Risperdal is a horrendous drug that contributes to rapid weight gain and a condition known as gynescomastia, irregular enlarged breasts in men. Semmelweis reports that J&J’s subsidiary Janssen also had an aggressive campaign to market its use in children with behavioral challenges.  Other serious adverse effects from Risperdal reported by the FDA include diabetes mellitus, hyperprolactinaemia, somnolence, depression, anxiety, psychotic behavior, suicide and death.

The company’s legal problems over Risperdal do not appear to have ended. In October 2019, a Philadelphia jury awarded a man $8 billion in punitive damages for failing to warn that the drug could cause young men to grow breasts. Other recent suits include litigation over its blood thinner Xarelto risks of internal bleeding, and a $775 million settlement to 25,000 plaintiffs. 

2016 –  Two women were awarded $127 million in damages for the talc in its J&J Baby Powder causing ovarian cancer.  Later, over 1,000 similar cases came forward. During the trial it was discovered that J&J suspected a link between talcum and ovarian cancer back in the 1970s.  A Missouri verdict fined the company over $4 billion but it was later reduced to $2.1 billion.  A New York Times investigation into internal J&J memos uncovered evidence that the talcum powder may have contained asbestos.[7] These cases continue. In July 2019, J&J made efforts to dismiss 14,000 lawsuits over the talcum-cancer risk.

In more recent years, J&J was in the spotlight for its contribution to the deadly opioid crisis.  The company holds the patent for a unique strain of opium poppy commonly named Norman. It is the leading provider of the opioid for Purdue Pharma’s painkiller OxyContin. An Oklahoma court ordered a $465 million fine.[8] This opened the door for other states to follow suit.  To fully realize how insane the system is, the half a billion dollar civil fine was good news on Wall Street, which anticipated the verdict would be in the billions of dollars. Consequently, J&J’s stock rose 2 percent after the judge’s ruling.  And despite J&J being Purdue’s major supplier, and a major contributor in the US’s opioid epidemic, the latter was forced to file for bankruptcy due to mounting lawsuits for overdose deaths.

In April 2021, J&J again had to payout $5 billion to settle nationwide opioid lawsuits as part of a  broader $26 billion settlement involving other manufacturers and distributors. The company manufactured and supplied the active ingredients such as Duragesic (fentanyl) and Nucynta (tapentadol) for which it was busted for misleading marketing downplaying addiction risks, aggressive promotion to healthcare providers, and creating “pseudo-scientific” research to push opioids. 

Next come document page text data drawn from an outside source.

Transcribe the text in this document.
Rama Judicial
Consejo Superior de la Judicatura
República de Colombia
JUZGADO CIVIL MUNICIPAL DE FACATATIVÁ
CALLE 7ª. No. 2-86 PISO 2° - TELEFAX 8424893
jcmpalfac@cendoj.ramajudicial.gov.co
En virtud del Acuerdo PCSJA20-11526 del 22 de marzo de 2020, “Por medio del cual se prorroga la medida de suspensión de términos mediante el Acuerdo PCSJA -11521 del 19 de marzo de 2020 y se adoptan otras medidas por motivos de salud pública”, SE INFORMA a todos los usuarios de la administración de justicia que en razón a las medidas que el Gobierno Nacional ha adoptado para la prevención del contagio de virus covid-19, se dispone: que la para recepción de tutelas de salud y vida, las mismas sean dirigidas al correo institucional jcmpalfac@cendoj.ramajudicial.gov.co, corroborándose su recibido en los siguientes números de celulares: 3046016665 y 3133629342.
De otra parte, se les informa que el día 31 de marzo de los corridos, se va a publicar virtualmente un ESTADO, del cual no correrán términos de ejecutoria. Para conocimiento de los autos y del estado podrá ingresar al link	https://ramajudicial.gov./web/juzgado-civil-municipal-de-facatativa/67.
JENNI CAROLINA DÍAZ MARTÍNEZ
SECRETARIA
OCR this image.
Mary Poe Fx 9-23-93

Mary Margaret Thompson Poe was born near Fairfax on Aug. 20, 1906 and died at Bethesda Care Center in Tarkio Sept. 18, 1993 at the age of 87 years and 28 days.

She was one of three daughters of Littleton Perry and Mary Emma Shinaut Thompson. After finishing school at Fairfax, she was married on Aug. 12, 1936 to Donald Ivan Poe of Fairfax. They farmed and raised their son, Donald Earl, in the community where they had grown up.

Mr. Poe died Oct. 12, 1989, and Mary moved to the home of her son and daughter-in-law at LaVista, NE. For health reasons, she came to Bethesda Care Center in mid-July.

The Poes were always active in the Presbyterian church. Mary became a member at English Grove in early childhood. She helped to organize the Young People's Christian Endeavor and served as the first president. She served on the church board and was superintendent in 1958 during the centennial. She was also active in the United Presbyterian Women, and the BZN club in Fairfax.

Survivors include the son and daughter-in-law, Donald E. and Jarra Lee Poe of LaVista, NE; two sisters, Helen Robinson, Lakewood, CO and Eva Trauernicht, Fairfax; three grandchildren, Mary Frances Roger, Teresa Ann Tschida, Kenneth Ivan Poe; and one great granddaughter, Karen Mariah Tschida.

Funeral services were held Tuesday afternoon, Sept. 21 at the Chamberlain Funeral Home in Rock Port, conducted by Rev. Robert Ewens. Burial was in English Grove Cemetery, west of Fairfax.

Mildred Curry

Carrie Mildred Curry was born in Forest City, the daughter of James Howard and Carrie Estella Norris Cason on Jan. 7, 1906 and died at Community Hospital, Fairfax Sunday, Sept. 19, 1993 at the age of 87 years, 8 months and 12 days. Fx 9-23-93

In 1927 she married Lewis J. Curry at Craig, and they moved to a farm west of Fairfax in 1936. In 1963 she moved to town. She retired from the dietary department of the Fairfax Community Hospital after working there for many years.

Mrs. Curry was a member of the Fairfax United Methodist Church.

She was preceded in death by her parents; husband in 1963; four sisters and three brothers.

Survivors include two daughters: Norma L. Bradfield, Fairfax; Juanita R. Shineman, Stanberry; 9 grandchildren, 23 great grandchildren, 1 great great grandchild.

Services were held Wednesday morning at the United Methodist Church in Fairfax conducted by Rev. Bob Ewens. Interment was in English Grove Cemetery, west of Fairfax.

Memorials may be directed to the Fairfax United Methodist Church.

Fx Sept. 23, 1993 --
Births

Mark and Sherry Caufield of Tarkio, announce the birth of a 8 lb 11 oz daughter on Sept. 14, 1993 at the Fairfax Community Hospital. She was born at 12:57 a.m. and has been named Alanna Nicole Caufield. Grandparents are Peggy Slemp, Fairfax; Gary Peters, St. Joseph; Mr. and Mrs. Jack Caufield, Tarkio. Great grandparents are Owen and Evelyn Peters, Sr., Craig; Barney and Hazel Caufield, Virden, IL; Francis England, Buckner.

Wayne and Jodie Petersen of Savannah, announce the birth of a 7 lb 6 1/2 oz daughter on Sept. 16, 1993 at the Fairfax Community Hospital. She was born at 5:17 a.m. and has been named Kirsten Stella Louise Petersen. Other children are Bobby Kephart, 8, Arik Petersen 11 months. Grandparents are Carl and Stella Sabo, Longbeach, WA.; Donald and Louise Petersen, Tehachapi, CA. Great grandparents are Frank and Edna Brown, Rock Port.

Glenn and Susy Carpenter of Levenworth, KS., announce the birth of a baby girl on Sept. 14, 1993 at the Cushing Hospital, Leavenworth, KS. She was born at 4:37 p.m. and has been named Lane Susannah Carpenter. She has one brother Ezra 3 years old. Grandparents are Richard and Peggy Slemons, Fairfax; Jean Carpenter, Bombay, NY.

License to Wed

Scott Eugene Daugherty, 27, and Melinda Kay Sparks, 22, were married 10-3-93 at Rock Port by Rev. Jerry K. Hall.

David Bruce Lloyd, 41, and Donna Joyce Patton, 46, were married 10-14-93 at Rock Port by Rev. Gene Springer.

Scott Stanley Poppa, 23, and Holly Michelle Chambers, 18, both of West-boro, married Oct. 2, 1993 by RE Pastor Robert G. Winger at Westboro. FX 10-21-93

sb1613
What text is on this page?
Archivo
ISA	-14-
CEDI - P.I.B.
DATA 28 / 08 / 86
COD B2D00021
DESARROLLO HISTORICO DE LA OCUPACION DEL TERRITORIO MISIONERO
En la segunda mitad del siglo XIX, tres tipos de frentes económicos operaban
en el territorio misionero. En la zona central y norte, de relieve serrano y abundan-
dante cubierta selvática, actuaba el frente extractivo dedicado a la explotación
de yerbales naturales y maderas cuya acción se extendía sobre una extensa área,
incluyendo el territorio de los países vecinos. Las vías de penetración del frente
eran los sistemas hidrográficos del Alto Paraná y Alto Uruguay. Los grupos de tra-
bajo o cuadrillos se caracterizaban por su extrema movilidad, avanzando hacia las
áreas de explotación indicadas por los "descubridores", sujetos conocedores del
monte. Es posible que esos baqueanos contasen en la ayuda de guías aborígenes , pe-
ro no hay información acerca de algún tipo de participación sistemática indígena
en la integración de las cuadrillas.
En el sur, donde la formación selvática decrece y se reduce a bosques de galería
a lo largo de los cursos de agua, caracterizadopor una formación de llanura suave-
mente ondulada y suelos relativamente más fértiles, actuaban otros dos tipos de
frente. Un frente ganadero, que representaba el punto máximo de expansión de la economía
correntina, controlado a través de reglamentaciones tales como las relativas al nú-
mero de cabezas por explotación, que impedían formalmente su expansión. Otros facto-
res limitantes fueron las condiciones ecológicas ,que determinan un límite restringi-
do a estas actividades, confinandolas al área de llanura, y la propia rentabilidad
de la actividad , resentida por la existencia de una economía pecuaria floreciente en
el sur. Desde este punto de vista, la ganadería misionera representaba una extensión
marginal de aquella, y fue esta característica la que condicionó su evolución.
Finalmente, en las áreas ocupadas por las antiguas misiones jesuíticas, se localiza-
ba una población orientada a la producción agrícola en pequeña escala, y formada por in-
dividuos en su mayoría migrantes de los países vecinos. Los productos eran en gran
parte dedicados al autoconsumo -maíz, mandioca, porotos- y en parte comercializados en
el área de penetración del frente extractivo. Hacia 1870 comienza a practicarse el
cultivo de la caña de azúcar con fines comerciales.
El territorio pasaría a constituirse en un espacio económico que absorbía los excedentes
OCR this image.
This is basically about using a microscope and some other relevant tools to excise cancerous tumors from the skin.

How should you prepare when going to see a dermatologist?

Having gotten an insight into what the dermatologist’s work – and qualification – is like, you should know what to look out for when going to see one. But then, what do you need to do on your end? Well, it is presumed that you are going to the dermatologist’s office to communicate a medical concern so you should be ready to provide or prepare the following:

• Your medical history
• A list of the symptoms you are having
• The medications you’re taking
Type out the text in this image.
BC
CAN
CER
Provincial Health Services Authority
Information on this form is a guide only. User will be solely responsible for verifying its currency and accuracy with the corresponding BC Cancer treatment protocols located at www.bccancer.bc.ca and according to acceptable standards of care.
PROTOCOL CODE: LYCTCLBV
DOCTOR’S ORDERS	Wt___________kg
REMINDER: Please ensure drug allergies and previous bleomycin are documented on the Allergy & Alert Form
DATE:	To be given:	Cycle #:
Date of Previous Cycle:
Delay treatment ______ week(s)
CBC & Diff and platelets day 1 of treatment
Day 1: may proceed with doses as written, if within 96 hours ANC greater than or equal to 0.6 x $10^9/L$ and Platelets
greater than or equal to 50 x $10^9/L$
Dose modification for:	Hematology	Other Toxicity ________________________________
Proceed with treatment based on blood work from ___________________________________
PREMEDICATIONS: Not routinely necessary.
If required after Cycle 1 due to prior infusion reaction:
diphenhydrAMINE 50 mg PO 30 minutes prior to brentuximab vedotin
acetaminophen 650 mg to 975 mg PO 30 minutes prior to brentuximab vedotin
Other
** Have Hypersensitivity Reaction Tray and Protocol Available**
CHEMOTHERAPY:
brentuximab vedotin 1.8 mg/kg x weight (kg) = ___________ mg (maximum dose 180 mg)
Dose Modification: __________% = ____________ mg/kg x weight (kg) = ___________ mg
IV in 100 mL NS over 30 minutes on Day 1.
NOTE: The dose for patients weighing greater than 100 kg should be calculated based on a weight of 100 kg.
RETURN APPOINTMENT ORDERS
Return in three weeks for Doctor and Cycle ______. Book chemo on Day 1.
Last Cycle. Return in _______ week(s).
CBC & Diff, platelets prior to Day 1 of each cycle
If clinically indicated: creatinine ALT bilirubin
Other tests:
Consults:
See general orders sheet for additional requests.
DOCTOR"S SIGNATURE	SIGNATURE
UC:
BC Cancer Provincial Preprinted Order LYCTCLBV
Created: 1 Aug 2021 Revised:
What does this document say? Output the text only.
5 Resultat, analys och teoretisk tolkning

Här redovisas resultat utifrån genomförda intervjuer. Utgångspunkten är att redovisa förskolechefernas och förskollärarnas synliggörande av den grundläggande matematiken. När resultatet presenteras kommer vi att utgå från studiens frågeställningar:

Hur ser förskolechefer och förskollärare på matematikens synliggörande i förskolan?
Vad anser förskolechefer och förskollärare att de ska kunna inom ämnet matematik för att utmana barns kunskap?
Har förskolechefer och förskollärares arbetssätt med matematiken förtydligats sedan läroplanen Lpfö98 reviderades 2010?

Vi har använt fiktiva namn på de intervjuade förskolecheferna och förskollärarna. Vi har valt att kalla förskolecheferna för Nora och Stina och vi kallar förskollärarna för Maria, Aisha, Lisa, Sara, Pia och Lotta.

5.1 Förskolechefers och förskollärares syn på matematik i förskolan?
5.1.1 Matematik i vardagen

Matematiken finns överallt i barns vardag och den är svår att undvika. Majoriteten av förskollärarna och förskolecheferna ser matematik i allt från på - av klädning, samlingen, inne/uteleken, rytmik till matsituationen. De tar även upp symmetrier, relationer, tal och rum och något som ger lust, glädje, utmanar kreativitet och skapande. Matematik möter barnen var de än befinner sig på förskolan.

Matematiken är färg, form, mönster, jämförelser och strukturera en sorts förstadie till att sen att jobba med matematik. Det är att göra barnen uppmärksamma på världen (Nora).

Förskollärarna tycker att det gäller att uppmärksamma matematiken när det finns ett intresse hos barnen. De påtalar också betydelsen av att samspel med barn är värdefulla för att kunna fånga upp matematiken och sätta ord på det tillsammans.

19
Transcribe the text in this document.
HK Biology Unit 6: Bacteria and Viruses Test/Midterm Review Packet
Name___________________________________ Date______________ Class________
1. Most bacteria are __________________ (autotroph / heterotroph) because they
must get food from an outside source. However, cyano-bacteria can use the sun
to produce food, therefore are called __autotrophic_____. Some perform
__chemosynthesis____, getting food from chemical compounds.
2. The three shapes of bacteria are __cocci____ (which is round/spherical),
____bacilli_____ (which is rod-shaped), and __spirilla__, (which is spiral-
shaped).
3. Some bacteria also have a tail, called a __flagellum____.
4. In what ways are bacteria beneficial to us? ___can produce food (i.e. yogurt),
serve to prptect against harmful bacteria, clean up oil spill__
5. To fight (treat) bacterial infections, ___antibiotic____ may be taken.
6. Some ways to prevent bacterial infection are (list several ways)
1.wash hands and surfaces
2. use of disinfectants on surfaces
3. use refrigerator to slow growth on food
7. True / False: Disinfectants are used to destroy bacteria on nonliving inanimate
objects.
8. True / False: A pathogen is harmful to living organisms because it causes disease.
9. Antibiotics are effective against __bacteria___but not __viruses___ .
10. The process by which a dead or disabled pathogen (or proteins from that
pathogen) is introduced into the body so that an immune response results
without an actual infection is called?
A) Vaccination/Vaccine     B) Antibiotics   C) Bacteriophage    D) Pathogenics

Last year, the company paid out $8.9 billion to settle baby talc powder ovarian cancer claims by tens of thousands of plaintiffs. The product was found contaminated with asbestos that J&J had prior knowledge about but ignored the risks. This case followed an earlier bankruptcy maneuver that was rejected by the courts. 

Other major recalls that likely contributed to many injuries for which there is no accurate accounting include J&J’s hernia mesh products for contributing to recurrent hernias and infections; an FDA Class 1 recall on malfunctioning surgicial staples resulting in serious tissue damage and excessive bleeding; microbial contaminated Xarelto leading to uncontrollable bleeding; and, its Neutrogena and Aveeno aerosol sunscreens  contaminated with the carcinogen benzene. 

There is something more to this story that demands investigation.  If the company’s long rap sheet offers any warning, it is that we must be wary of any claims J&J publicly states about the efficacy and safety of its products.  Especially when the company’s promise is to increase the profits of its numerous shareholders.